Many decades ago the average age at which people got married was younger, even in the teens in many cases - and the maturation process of the persons involved in these unions was something that grew as the commitments of life multiplied.

Today it is our pathetic desire to extend adolescence to later and later into adulthood coupled with the sin of envy that is more often than not the root cause of the whole demonic lie of why "no fault" divorce is so "necessary."

This scourge has brought with it some additional unforeseen secondary problems as well. Violence against the non-blood-related children by the new man is just one example. (In nature the new lion will often eat the cubs of the previous male when mating with a previously mated lioness.) Men who cruise women with children is a phenomenon now that we can track statistically. And then there is the Woody Allen syndrome of the individual who is drawn toward sexual acting out with the blooming daughters of the formerly married woman.

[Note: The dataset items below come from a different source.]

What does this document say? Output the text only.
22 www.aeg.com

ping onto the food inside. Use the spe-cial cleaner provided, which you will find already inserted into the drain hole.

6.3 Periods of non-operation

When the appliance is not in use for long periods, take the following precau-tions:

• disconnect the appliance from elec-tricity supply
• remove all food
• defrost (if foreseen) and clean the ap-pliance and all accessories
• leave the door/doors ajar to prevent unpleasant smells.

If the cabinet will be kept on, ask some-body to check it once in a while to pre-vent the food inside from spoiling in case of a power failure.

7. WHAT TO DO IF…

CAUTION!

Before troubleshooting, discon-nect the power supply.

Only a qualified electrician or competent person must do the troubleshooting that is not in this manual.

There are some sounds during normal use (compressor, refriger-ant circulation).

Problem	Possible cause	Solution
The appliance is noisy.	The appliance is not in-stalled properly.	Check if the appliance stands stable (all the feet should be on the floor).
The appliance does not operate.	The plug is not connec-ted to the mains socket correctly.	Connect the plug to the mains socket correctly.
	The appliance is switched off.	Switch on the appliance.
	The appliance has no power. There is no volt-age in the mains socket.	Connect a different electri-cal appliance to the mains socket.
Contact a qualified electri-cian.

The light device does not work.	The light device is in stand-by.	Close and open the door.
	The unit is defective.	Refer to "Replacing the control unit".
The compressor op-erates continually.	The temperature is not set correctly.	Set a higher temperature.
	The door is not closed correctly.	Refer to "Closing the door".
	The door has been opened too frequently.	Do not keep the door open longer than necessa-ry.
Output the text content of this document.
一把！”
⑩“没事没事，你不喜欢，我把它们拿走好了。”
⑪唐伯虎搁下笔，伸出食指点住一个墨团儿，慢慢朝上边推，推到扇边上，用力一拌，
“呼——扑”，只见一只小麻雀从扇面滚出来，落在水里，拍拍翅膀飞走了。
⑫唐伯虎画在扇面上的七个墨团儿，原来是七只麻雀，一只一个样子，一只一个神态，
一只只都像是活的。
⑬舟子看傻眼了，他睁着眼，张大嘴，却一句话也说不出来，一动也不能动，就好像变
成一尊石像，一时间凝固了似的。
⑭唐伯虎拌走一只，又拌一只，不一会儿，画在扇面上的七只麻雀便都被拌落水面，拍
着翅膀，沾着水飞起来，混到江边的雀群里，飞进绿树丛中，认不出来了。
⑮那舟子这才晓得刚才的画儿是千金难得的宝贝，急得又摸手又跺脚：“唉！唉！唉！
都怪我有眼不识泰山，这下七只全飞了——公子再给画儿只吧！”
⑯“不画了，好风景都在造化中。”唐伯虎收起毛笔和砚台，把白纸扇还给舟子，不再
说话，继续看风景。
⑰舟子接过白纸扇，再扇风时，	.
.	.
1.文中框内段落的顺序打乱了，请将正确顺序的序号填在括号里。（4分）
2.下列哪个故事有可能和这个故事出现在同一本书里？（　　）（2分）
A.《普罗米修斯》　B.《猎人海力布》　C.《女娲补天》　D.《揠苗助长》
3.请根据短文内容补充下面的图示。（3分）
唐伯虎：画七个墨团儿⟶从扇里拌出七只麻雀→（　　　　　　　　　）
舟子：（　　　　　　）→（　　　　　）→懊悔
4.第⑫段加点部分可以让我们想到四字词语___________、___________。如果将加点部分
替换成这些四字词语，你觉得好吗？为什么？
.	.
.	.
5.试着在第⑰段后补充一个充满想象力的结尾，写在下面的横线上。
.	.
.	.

Put bluntly there is NO benefit to the children of a society that makes marriage as easy to escape from as choosing which store to shop at.

And the price of doing so is killing our children.

We should return to the day of accountability and responsibility as a culture - particularly when it comes to the welfare of children.

And plaintiffs who file for "no-fault" divorces should be ready to lose their children in the process of doing so.